Hybridization and amplification rate correction for affymetrix SNP arrays
1 Center for Theoretical Biology, Peking University, Beijing, 100871, People's Republic of China
2 LMAM, School of Mathematical Sciences, Peking University, Beijing, 100871, People's Republic of China
3 Molecular and Computational Biology Program, University of Southern California, Los Angeles, CA, USA
4 National Center for Mathematics and Interdisciplinary Sciences, and the Key Laboratory of Systems and Control, Academy of Mathematics and Systems Science, Chinese Academy of Sciences, Beijing, 100190, People's Republic of China
5 Center for Statistical Science, Peking University, Beijing, 100871, People's Republic of China
Citation and License
BMC Medical Genomics 2012, 5:24 doi:10.1186/1755-8794-5-24Published: 12 June 2012
Copy number variation (CNV) is essential to understand the pathology of many complex diseases at the DNA level. Affymetrix SNP arrays, which are widely used for CNV studies, significantly depend on accurate copy number (CN) estimation. Nevertheless, CN estimation may be biased by several factors, including cross-hybridization and training sample batch, as well as genomic waves of intensities induced by sequence-dependent hybridization rate and amplification efficiency. Since many available algorithms only address one or two of the three factors, a high false discovery rate (FDR) often results when identifying CNV. Therefore, we have developed a new CNV detection pipeline which is based on hybridization and amplification rate correction (CNVhac).

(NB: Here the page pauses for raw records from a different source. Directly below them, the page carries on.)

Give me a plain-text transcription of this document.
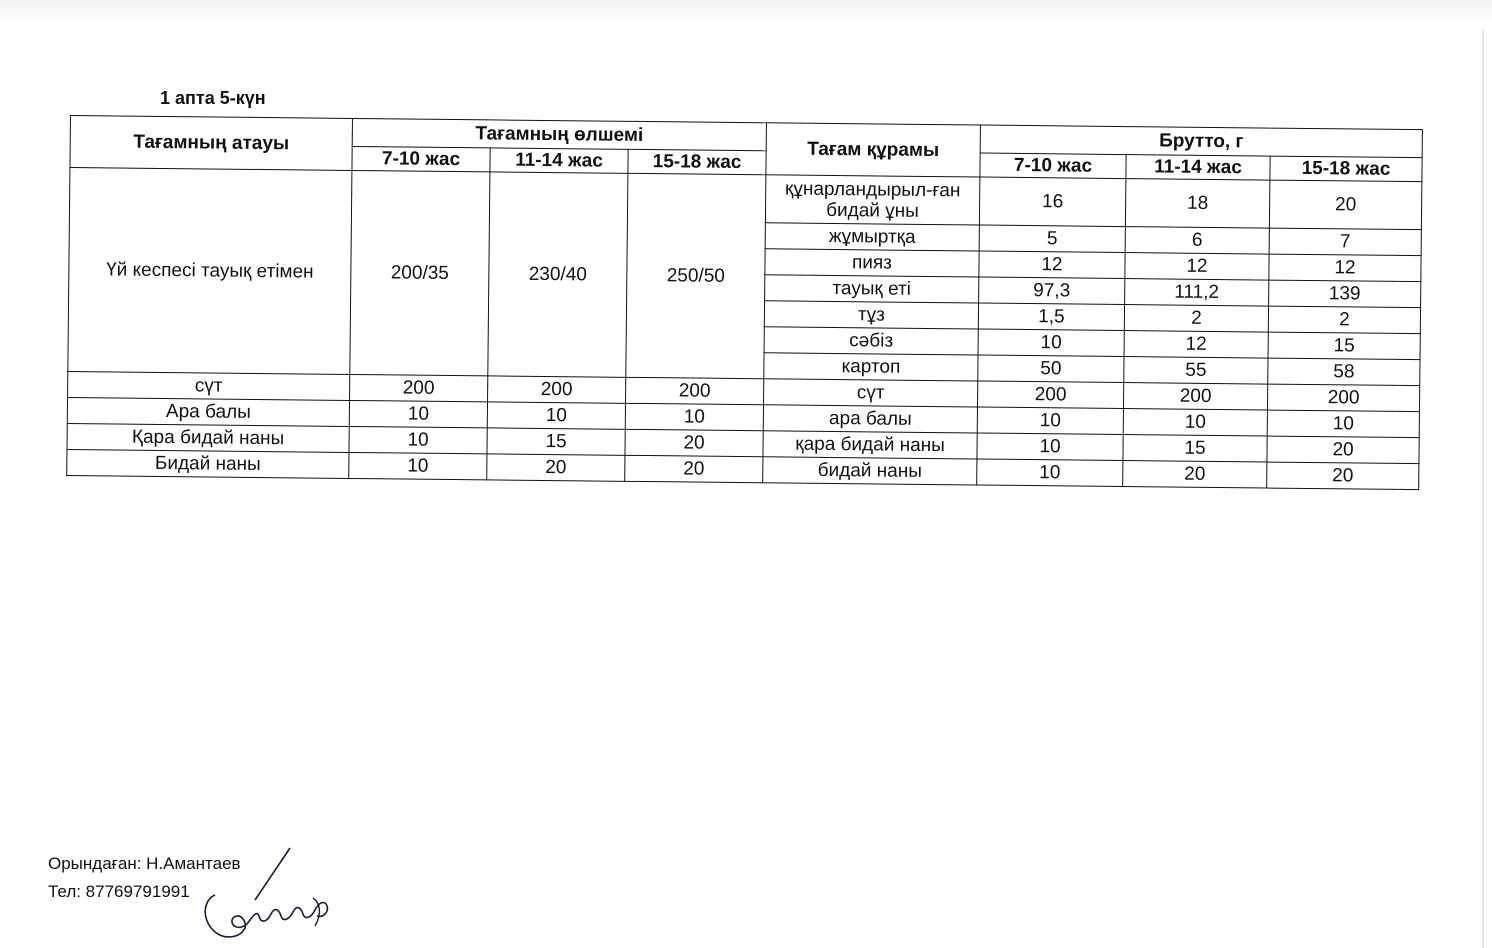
1 апта 5-күн
Тағамның атауы	Тағамның өлшемі			Тағам құрамы	Брутто, г		
	7-10 жас	11-14 жас	15-18 жас		7-10 жас	11-14 жас	15-18 жас
Үй кеспесі тауық етімен	200/35	230/40	250/50	құнарландырыл-ған бидай ұны	16	18	20
				жұмыртқа	5	6	7
				пияз	12	12	12
				тауық еті	97,3	111,2	139
				тұз	1,5	2	2
				сәбіз	10	12	15
				картоп	50	55	58
сүт	200	200	200	сүт	200	200	200
Ара балы	10	10	10	ара балы	10	10	10
Қара бидай наны	10	15	20	қара бидай наны	10	15	20
Бидай наны	10	20	20	бидай наны	10	20	20
Орындаған: Н.Амантаев
Тел: 87769791991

CNVhac first estimates the allelic concentrations (ACs) of target sequences by using the sample independent parameters trained through physicochemical hybridization law. Then the raw CN is estimated by taking the ratio of AC to the corresponding average AC from a reference sample set for one specific site. Finally, a hidden Markov model (HMM) segmentation process is implemented to detect CNV regions.
Based on public HapMap data, the results show that CNVhac effectively smoothes the genomic waves and facilitates more accurate raw CN estimates compared to other methods. Moreover, CNVhac alleviates, to a certain extent, the sample dependence of inference and makes CNV calling with appreciable low FDRs.
CNVhac is an effective approach to address the common difficulties in SNP array analysis, and the working principles of CNVhac can be easily extended to other platforms.